Dukungan terhadap aspirasi Forum Jamsos juga datang dari Pengamat Perlindungan Konsumen dan Kebijakan Publik, Tulus Abadi. Ia menilai bahwa skema KRIS berpotensi menaikkan iuran bagi peserta JKN, khususnya mereka yang saat ini berada di kelas 3.
"Dengan kebijakan ini, khususnya peserta JKN kelas 3 akan mengalami kenaikan iuran. Mereka dipaksa naik ke kelas 2, dan harus merogoh kocek lebih dalam. Ini sangat memberatkan, terutama bagi peserta mandiri dari kelompok ekonomi bawah," ujar Tulus.
Menanggapi hal tersebut, Ketua Dewan Jaminan Sosial Nasional, Nunung Nuryartono, menyampaikan apresiasinya terhadap aspirasi dari Forum Jamsos Pekerja dan Buruh beserta Konfederasi Serikat Pekerja.
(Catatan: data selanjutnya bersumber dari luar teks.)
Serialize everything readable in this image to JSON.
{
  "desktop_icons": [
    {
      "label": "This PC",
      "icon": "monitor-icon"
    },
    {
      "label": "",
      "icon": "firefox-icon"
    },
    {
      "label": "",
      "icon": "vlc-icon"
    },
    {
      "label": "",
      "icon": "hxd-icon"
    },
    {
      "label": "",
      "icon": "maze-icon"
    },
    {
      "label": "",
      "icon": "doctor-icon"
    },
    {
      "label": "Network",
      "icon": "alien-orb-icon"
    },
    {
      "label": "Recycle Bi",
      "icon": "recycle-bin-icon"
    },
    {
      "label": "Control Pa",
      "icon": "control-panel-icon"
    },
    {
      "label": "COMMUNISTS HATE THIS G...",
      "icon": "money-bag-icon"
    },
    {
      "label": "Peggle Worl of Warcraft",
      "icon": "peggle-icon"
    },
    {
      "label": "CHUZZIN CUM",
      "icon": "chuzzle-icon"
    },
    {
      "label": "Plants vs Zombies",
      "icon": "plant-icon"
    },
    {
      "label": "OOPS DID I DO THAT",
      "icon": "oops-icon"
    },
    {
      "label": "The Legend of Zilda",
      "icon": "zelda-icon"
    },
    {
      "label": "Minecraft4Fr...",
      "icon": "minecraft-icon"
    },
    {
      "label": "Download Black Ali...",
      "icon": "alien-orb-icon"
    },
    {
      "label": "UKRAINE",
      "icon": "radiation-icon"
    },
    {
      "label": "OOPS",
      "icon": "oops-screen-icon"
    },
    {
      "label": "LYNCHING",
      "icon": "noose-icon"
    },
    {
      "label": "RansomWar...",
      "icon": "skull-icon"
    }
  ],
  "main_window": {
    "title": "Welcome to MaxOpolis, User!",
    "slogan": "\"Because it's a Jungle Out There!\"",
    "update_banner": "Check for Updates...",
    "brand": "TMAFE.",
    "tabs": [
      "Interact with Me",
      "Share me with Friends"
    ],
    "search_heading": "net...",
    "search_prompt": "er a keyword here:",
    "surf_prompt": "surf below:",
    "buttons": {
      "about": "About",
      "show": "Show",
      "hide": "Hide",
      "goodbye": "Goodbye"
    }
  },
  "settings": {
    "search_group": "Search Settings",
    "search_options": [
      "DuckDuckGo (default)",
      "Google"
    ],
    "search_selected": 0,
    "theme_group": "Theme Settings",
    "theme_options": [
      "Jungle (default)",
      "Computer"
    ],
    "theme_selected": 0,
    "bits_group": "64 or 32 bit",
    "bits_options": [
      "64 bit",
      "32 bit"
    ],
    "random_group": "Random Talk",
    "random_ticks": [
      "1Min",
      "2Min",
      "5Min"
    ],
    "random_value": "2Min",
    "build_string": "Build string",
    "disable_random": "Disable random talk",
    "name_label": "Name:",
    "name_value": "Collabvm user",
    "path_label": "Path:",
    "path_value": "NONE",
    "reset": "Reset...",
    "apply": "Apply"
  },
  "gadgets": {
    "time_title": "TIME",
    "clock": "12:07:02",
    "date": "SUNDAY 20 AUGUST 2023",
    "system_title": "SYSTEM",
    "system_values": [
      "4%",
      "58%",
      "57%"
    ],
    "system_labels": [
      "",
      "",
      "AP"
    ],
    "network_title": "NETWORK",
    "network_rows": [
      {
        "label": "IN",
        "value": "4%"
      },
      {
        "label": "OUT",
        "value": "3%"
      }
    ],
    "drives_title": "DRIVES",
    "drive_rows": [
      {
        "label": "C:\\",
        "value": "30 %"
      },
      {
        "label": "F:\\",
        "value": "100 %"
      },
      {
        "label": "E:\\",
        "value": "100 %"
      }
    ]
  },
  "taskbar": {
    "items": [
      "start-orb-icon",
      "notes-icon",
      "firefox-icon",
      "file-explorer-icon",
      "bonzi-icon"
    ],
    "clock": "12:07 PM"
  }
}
Ia menegaskan bahwa proses perumusan kebijakan masih terus berjalan, dan diharapkan tidak akan mengurangi manfaat layanan JKN.
"Kami mencermati bahwa setiap kebijakan yang dihasilkan diharapkan tidak akan menimbulkan kegaduhan yang tidak kita inginkan, manfaat yang ada dalam layanan JKN diharapkan tidak turun dan dipertahankan. Berbagai pesoalan mendasar seperti ketahanan finansial DJS juga perlu diperhatikan tanpa menurunkan manfaat. Kami akan mengawal itu semua," tutur Nunung.
Sementara itu, Koordinator Advokasi BPJS Watch, Timbul Siregar, juga menyampaikan kekhawatirannya terkait kesiapan fasilitas kesehatan jika sistem KRIS satu kelas diberlakukan. Ia menyoroti potensi keterbatasan ruang rawat inap yang dapat berdampak pada peserta JKN.
"Kami khawatir jika hanya ada satu kelas rawat inap dengan kondisi tempat tidur yang terbatas di rumah sakit. Peserta JKN yang sedang sakit bisa tidak mendapatkan ruang. Lalu, mereka mau dititipkan di mana? Kami takut mereka malah ditawarkan menjadi pasien umum non-JKN. Kondisi saat ini karena ada 3 kelas, jika salah satu kelas penuh bisa dititip di kelas di atasnya sehingga tetap dijamin oleh BPJS Kesehatan," ucap Timbul.